Toute action de prévention se développe sur l’expérimentation, selon elle. “On essaie, on tâtonne, on ajuste. L’essentiel est de parvenir à ajuster”, explique Muriel Domenach. Pour donner un “nouvel élan” à la prévention de la radicalisation, elle estime qu’il faut d’abord “valoriser les intervenants sociaux de droit commun”. “Ils sont majoritaires aujourd’hui dans la prise en charge des jeunes radicalisés, ce sont des partenaires fiables”. “Le temps des gourous autoproclamés de la déradicalisation est derrière nous”, précise-t-elle.
Elle revient également sur l’avis de la CNCDH qui, selon elle, “formule une critique radicale de l’implication des travailleurs sociaux dans la prévention de la radicalisation en mettant en cause une ‘subversion’, une ‘contamination de leur travail par une logique sécuritaire'”.
“Le risque de la radicalisation est le basculement dans la violence et, par cette violence, les terroristes sont susceptibles d’atteindre un effet démesuré par rapport aux pertes humaines. Oui, il y a une logique sécurité, c’est évident.
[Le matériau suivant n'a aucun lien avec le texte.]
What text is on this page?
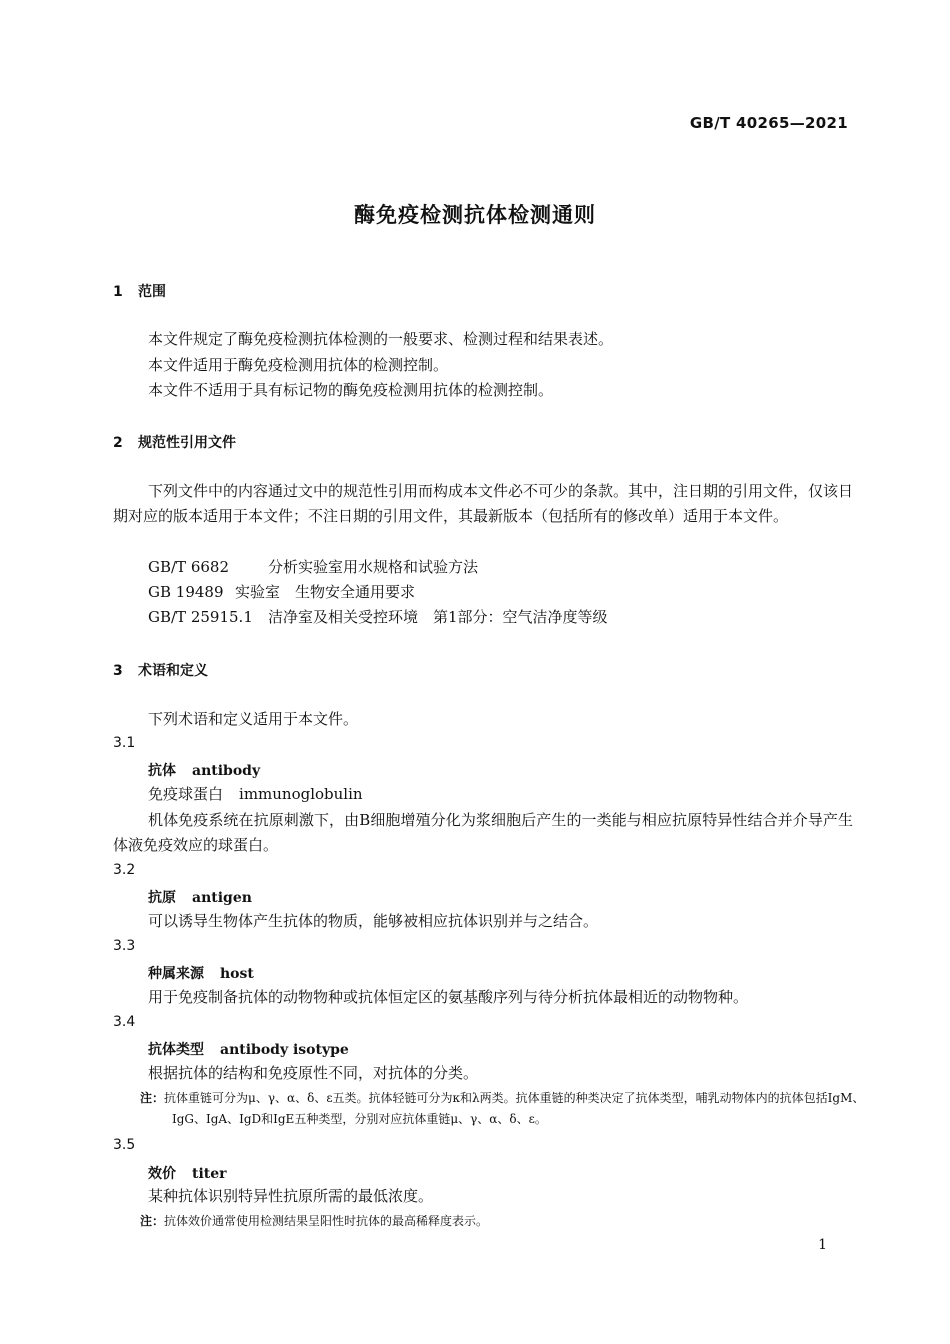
GB/T 40265—2021
酶免疫检测抗体检测通则
1 范围
本文件规定了酶免疫检测抗体检测的一般要求、检测过程和结果表述。
本文件适用于酶免疫检测用抗体的检测控制。
本文件不适用于具有标记物的酶免疫检测用抗体的检测控制。
2 规范性引用文件
下列文件中的内容通过文中的规范性引用而构成本文件必不可少的条款。其中，注日期的引用文件，仅该日期对应的版本适用于本文件；不注日期的引用文件，其最新版本（包括所有的修改单）适用于本文件。
GB/T 6682	分析实验室用水规格和试验方法
GB 19489 实验室　生物安全通用要求
GB/T 25915.1 洁净室及相关受控环境　第1部分：空气洁净度等级
3 术语和定义
下列术语和定义适用于本文件。
3.1
抗体 antibody
免疫球蛋白 immunoglobulin
机体免疫系统在抗原刺激下，由B细胞增殖分化为浆细胞后产生的一类能与相应抗原特异性结合并介导产生体液免疫效应的球蛋白。
3.2
抗原 antigen
可以诱导生物体产生抗体的物质，能够被相应抗体识别并与之结合。
3.3
种属来源 host
用于免疫制备抗体的动物物种或抗体恒定区的氨基酸序列与待分析抗体最相近的动物物种。
3.4
抗体类型 antibody isotype
根据抗体的结构和免疫原性不同，对抗体的分类。
注：抗体重链可分为μ、γ、α、δ、ε五类。抗体轻链可分为κ和λ两类。抗体重链的种类决定了抗体类型，哺乳动物体内的抗体包括IgM、IgG、IgA、IgD和IgE五种类型，分别对应抗体重链μ、γ、α、δ、ε。
3.5
效价 titer
某种抗体识别特异性抗原所需的最低浓度。
注：抗体效价通常使用检测结果呈阳性时抗体的最高稀释度表示。
1
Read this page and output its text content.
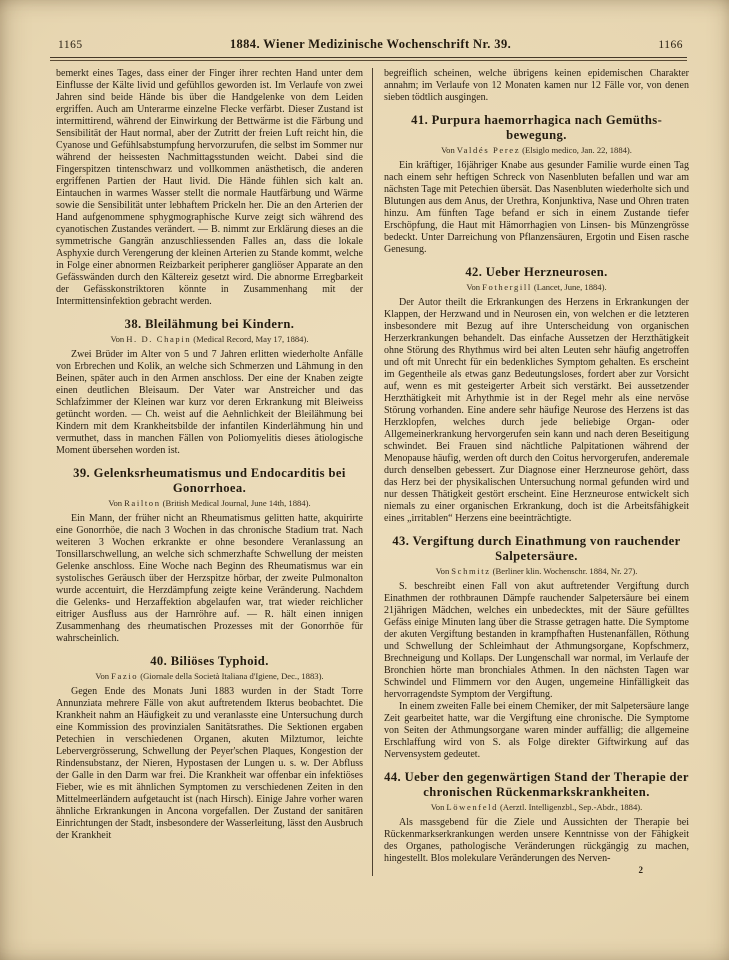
1165	1884. Wiener Medizinische Wochenschrift Nr. 39.	1166

bemerkt eines Tages, dass einer der Finger ihrer rechten Hand unter dem Einflusse der Kälte livid und gefühllos geworden ist. Im Verlaufe von zwei Jahren sind beide Hände bis über die Handgelenke von dem Leiden ergriffen. Auch am Unterarme einzelne Flecke verfärbt. Dieser Zustand ist intermittirend, während der Einwirkung der Bettwärme ist die Färbung und Sensibilität der Haut normal, aber der Zutritt der freien Luft reicht hin, die Cyanose und Gefühlsabstumpfung hervorzurufen, die selbst im Sommer nur während der heissesten Nachmittagsstunden weicht. Dabei sind die Fingerspitzen tintenschwarz und vollkommen anästhetisch, die anderen ergriffenen Partien der Haut livid. Die Hände fühlen sich kalt an. Eintauchen in warmes Wasser stellt die normale Hautfärbung und Wärme sowie die Sensibilität unter lebhaftem Prickeln her. Die an den Arterien der Hand aufgenommene sphygmographische Kurve zeigt sich während des cyanotischen Zustandes verändert. — B. nimmt zur Erklärung dieses an die symmetrische Gangrän anzuschliessenden Falles an, dass die lokale Asphyxie durch Verengerung der kleinen Arterien zu Stande kommt, welche in Folge einer abnormen Reizbarkeit peripherer gangliöser Apparate an den Gefässwänden durch den Kältereiz gesetzt wird. Die abnorme Erregbarkeit der Gefässkonstriktoren könnte in Zusammenhang mit der Intermittensinfektion gebracht werden.

38. Bleilähmung bei Kindern.

Von H. D. Chapin (Medical Record, May 17, 1884).

Zwei Brüder im Alter von 5 und 7 Jahren erlitten wiederholte Anfälle von Erbrechen und Kolik, an welche sich Schmerzen und Lähmung in den Beinen, später auch in den Armen anschloss. Der eine der Knaben zeigte einen deutlichen Bleisaum. Der Vater war Anstreicher und das Schlafzimmer der Kleinen war kurz vor deren Erkrankung mit Bleiweiss getüncht worden. — Ch. weist auf die Aehnlichkeit der Bleilähmung bei Kindern mit dem Krankheitsbilde der infantilen Kinderlähmung hin und vermuthet, dass in manchen Fällen von Poliomyelitis dieses ätiologische Moment übersehen worden ist.

39. Gelenksrheumatismus und Endocarditis bei Gonorrhoea.

Von Railton (British Medical Journal, June 14th, 1884).

Ein Mann, der früher nicht an Rheumatismus gelitten hatte, akquirirte eine Gonorrhöe, die nach 3 Wochen in das chronische Stadium trat. Nach weiteren 3 Wochen erkrankte er ohne besondere Veranlassung an Tonsillarschwellung, an welche sich schmerzhafte Schwellung der meisten Gelenke anschloss. Eine Woche nach Beginn des Rheumatismus war ein systolisches Geräusch über der Herzspitze hörbar, der zweite Pulmonalton wurde accentuirt, die Herzdämpfung zeigte keine Veränderung. Nachdem die Gelenks- und Herzaffektion abgelaufen war, trat wieder reichlicher eitriger Ausfluss aus der Harnröhre auf. — R. hält einen innigen Zusammenhang des rheumatischen Prozesses mit der Gonorrhöe für wahrscheinlich.

40. Biliöses Typhoid.

Von Fazio (Giornale della Società Italiana d'Igiene, Dec., 1883).

Gegen Ende des Monats Juni 1883 wurden in der Stadt Torre Annunziata mehrere Fälle von akut auftretendem Ikterus beobachtet. Die Krankheit nahm an Häufigkeit zu und veranlasste eine Untersuchung durch eine Kommission des provinzialen Sanitätsrathes. Die Sektionen ergaben Petechien in verschiedenen Organen, akuten Milztumor, leichte Lebervergrösserung, Schwellung der Peyer'schen Plaques, Kongestion der Rindensubstanz, der Nieren, Hypostasen der Lungen u. s. w. Der Abfluss der Galle in den Darm war frei. Die Krankheit war offenbar ein infektiöses Fieber, wie es mit ähnlichen Symptomen zu verschiedenen Zeiten in den Mittelmeerländern aufgetaucht ist (nach Hirsch). Einige Jahre vorher waren ähnliche Erkrankungen in Ancona vorgefallen. Der Zustand der sanitären Einrichtungen der Stadt, insbesondere der Wasserleitung, lässt den Ausbruch der Krankheit

begreiflich scheinen, welche übrigens keinen epidemischen Charakter annahm; im Verlaufe von 12 Monaten kamen nur 12 Fälle vor, von denen sieben tödtlich ausgingen.

41. Purpura haemorrhagica nach Gemüthsbewegung.

Von Valdés Perez (Elsiglo medico, Jan. 22, 1884).

Ein kräftiger, 16jähriger Knabe aus gesunder Familie wurde einen Tag nach einem sehr heftigen Schreck von Nasenbluten befallen und war am nächsten Tage mit Petechien übersät. Das Nasenbluten wiederholte sich und Blutungen aus dem Anus, der Urethra, Konjunktiva, Nase und Ohren traten hinzu. Am fünften Tage befand er sich in einem Zustande tiefer Erschöpfung, die Haut mit Hämorrhagien von Linsen- bis Münzengrösse bedeckt. Unter Darreichung von Pflanzensäuren, Ergotin und Eisen rasche Genesung.

42. Ueber Herzneurosen.

Von Fothergill (Lancet, June, 1884).

Der Autor theilt die Erkrankungen des Herzens in Erkrankungen der Klappen, der Herzwand und in Neurosen ein, von welchen er die letzteren insbesondere mit Bezug auf ihre Unterscheidung von organischen Herzerkrankungen behandelt. Das einfache Aussetzen der Herzthätigkeit ohne Störung des Rhythmus wird bei alten Leuten sehr häufig angetroffen und oft mit Unrecht für ein bedenkliches Symptom gehalten. Es erscheint im Gegentheile als etwas ganz Bedeutungsloses, fordert aber zur Vorsicht auf, wenn es mit gesteigerter Arbeit sich verstärkt. Bei aussetzender Herzthätigkeit mit Arhythmie ist in der Regel mehr als eine nervöse Störung vorhanden. Eine andere sehr häufige Neurose des Herzens ist das Herzklopfen, welches durch jede beliebige Organ- oder Allgemeinerkrankung hervorgerufen sein kann und nach deren Beseitigung schwindet. Bei Frauen sind nächtliche Palpitationen während der Menopause häufig, werden oft durch den Coitus hervorgerufen, anderemale durch denselben gebessert. Zur Diagnose einer Herzneurose gehört, dass das Herz bei der physikalischen Untersuchung normal gefunden wird und nur dessen Thätigkeit gestört erscheint. Eine Herzneurose entwickelt sich niemals zu einer organischen Erkrankung, doch ist die Arbeitsfähigkeit eines „irritablen“ Herzens eine beeinträchtigte.

43. Vergiftung durch Einathmung von rauchender Salpetersäure.

Von Schmitz (Berliner klin. Wochenschr. 1884, Nr. 27).

S. beschreibt einen Fall von akut auftretender Vergiftung durch Einathmen der rothbraunen Dämpfe rauchender Salpetersäure bei einem 21jährigen Mädchen, welches ein unbedecktes, mit der Säure gefülltes Gefäss einige Minuten lang über die Strasse getragen hatte. Die Symptome der akuten Vergiftung bestanden in krampfhaften Hustenanfällen, Röthung und Schwellung der Schleimhaut der Athmungsorgane, Kopfschmerz, Brechneigung und Kollaps. Der Lungenschall war normal, im Verlaufe der Bronchien hörte man bronchiales Athmen. In den nächsten Tagen war Schwindel und Flimmern vor den Augen, ungemeine Hinfälligkeit das hervorragendste Symptom der Vergiftung.

In einem zweiten Falle bei einem Chemiker, der mit Salpetersäure lange Zeit gearbeitet hatte, war die Vergiftung eine chronische. Die Symptome von Seiten der Athmungsorgane waren minder auffällig; die allgemeine Erschlaffung wird von S. als Folge direkter Giftwirkung auf das Nervensystem gedeutet.

44. Ueber den gegenwärtigen Stand der Therapie der chronischen Rückenmarkskrankheiten.

Von Löwenfeld (Aerztl. Intelligenzbl., Sep.-Abdr., 1884).

Als massgebend für die Ziele und Aussichten der Therapie bei Rückenmarkserkrankungen werden unsere Kenntnisse von der Fähigkeit des Organes, pathologische Veränderungen rückgängig zu machen, hingestellt. Blos molekulare Veränderungen des Nerven-

2
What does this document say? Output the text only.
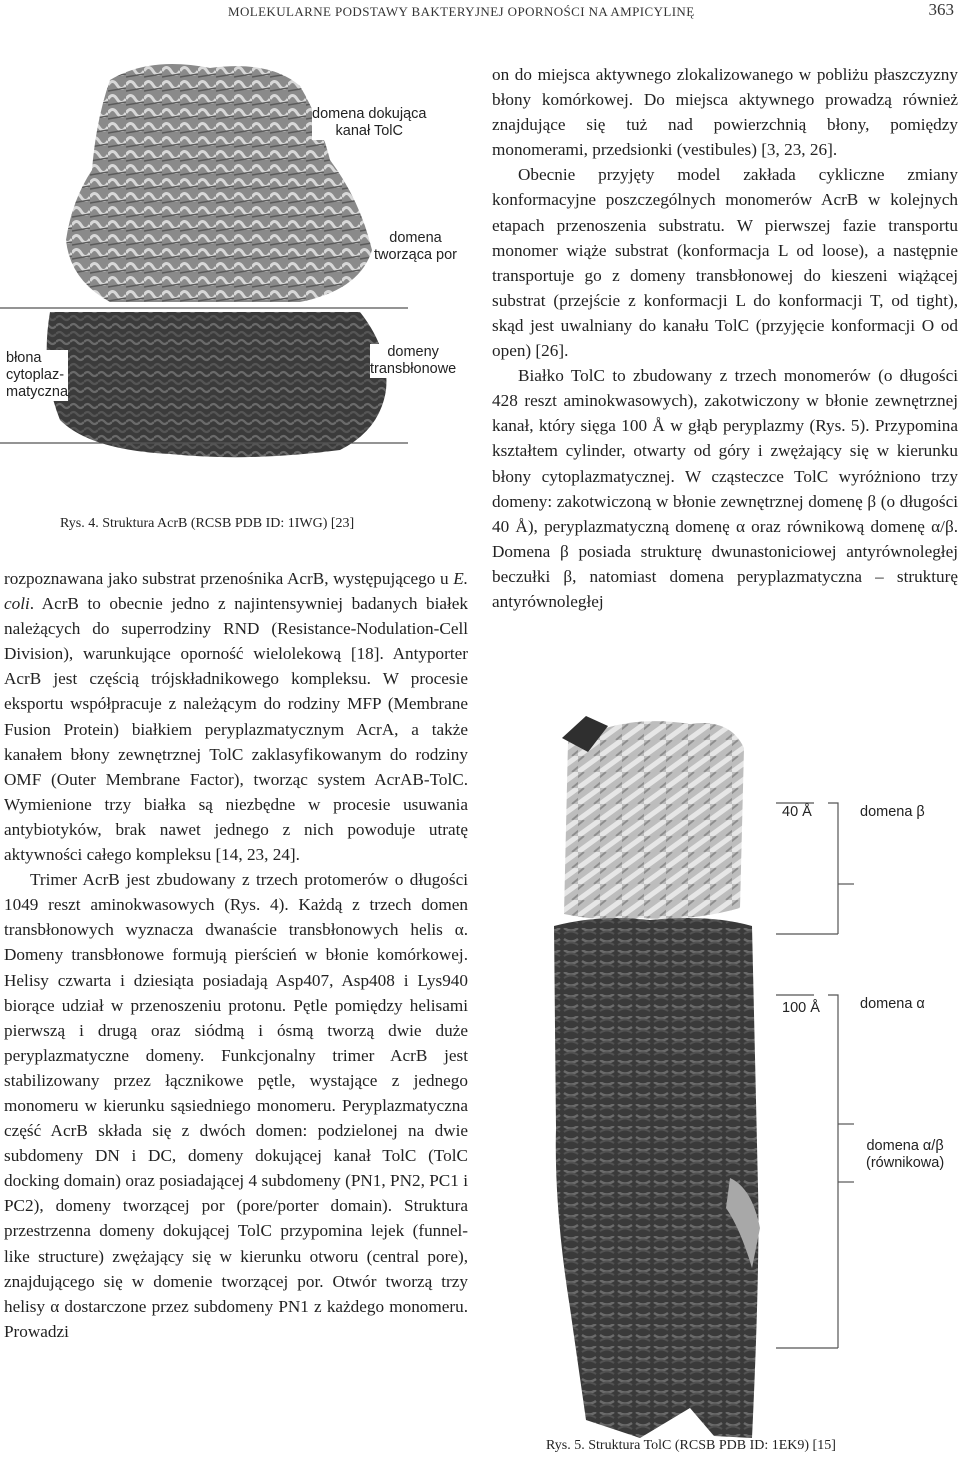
MOLEKULARNE PODSTAWY BAKTERYJNEJ OPORNOŚCI NA AMPICYLINĘ	363
domena dokująca
kanał TolC
domena
tworząca por
domeny
transbłonowe
błona
cytoplaz-
matyczna
Rys. 4. Struktura AcrB (RCSB PDB ID: 1IWG) [23]

rozpoznawana jako substrat przenośnika AcrB, występującego u E. coli. AcrB to obecnie jedno z najintensywniej badanych białek należących do superrodziny RND (Resistance-Nodulation-Cell Division), warunkujące oporność wielolekową [18]. Antyporter AcrB jest częścią trójskładnikowego kompleksu. W procesie eksportu współpracuje z należącym do rodziny MFP (Membrane Fusion Protein) białkiem peryplazmatycznym AcrA, a także kanałem błony zewnętrznej TolC zaklasyfikowanym do rodziny OMF (Outer Membrane Factor), tworząc system AcrAB-TolC. Wymienione trzy białka są niezbędne w procesie usuwania antybiotyków, brak nawet jednego z nich powoduje utratę aktywności całego kompleksu [14, 23, 24].

Trimer AcrB jest zbudowany z trzech protomerów o długości 1049 reszt aminokwasowych (Rys. 4). Każdą z trzech domen transbłonowych wyznacza dwanaście transbłonowych helis α. Domeny transbłonowe formują pierścień w błonie komórkowej. Helisy czwarta i dziesiąta posiadają Asp407, Asp408 i Lys940 biorące udział w przenoszeniu protonu. Pętle pomiędzy helisami pierwszą i drugą oraz siódmą i ósmą tworzą dwie duże peryplazmatyczne domeny. Funkcjonalny trimer AcrB jest stabilizowany przez łącznikowe pętle, wystające z jednego monomeru w kierunku sąsiedniego monomeru. Peryplazmatyczna część AcrB składa się z dwóch domen: podzielonej na dwie subdomeny DN i DC, domeny dokującej kanał TolC (TolC docking domain) oraz posiadającej 4 subdomeny (PN1, PN2, PC1 i PC2), domeny tworzącej por (pore/porter domain). Struktura przestrzenna domeny dokującej TolC przypomina lejek (funnel-like structure) zwężający się w kierunku otworu (central pore), znajdującego się w domenie tworzącej por. Otwór tworzą trzy helisy α dostarczone przez subdomeny PN1 z każdego monomeru. Prowadzi

on do miejsca aktywnego zlokalizowanego w pobliżu płaszczyzny błony komórkowej. Do miejsca aktywnego prowadzą również znajdujące się tuż nad powierzchnią błony, pomiędzy monomerami, przedsionki (vestibules) [3, 23, 26].

Obecnie przyjęty model zakłada cykliczne zmiany konformacyjne poszczególnych monomerów AcrB w kolejnych etapach przenoszenia substratu. W pierwszej fazie transportu monomer wiąże substrat (konformacja L od loose), a następnie transportuje go z domeny transbłonowej do kieszeni wiążącej substrat (przejście z konformacji L do konformacji T, od tight), skąd jest uwalniany do kanału TolC (przyjęcie konformacji O od open) [26].

Białko TolC to zbudowany z trzech monomerów (o długości 428 reszt aminokwasowych), zakotwiczony w błonie zewnętrznej kanał, który sięga 100 Å w głąb peryplazmy (Rys. 5). Przypomina kształtem cylinder, otwarty od góry i zwężający się w kierunku błony cytoplazmatycznej. W cząsteczce TolC wyróżniono trzy domeny: zakotwiczoną w błonie zewnętrznej domenę β (o długości 40 Å), peryplazmatyczną domenę α oraz równikową domenę α/β. Domena β posiada strukturę dwunastoniciowej antyrównoległej beczułki β, natomiast domena peryplazmatyczna – strukturę antyrównoległej

40 Å	domena β
100 Å	domena α
domena α/β
(równikowa)
Rys. 5. Struktura TolC (RCSB PDB ID: 1EK9) [15]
Mais cela ne veut pas dire que l’ensemble de la démarche et que les leviers sont sécuritaires”, rétorque Muriel Domenach. “Au contraire, si on n’implique pas les professionnels de droit commun dans la prévention de la radicalisation, on se trouvera soit avec du tout répressif soit avec des gourous autoproclamés.”

Elle préconise également de “tirer les leçons des expérimentations”. “En Indre-et Loire, on s’est trompés en travaillant avec des volontaires. Sans doute faudra-t-il travailler avec des personnes qui sont sous main de justice”, souligne-t-elle.
La secrétaire générale du CIPDR estime qu’il faut aussi “maintenir la pression [face aux discours radicaux] comme on a pu le faire au plus haut niveau et très vigoureusement depuis l’arrivée du nouveau président de la République”. Elle note “la convergence qu’il a su aménager avec Theresa May”. Elle cite ainsi le plan d’action franco-britannique envers les acteurs de l’internet pour retirer le contenu négatif des sites notamment. Elle parle aussi du développement du contre-discours.
Muriel Domenach souhaite aussi “mobiliser les acteurs religieux”. Enfin, “il faut apprendre de nos partenaires”. “La France n’est pas seule, d’autres que nous expérimentent, évaluent et peuvent nous faire part des résultats de leurs tentatives”, assure-t-elle. “Il faut faire se rencontrer les différentes expertises. C’est par la pratique et une expérimentation assumée qu’on peut faire œuvre utile”, conclut Muriel Domenach.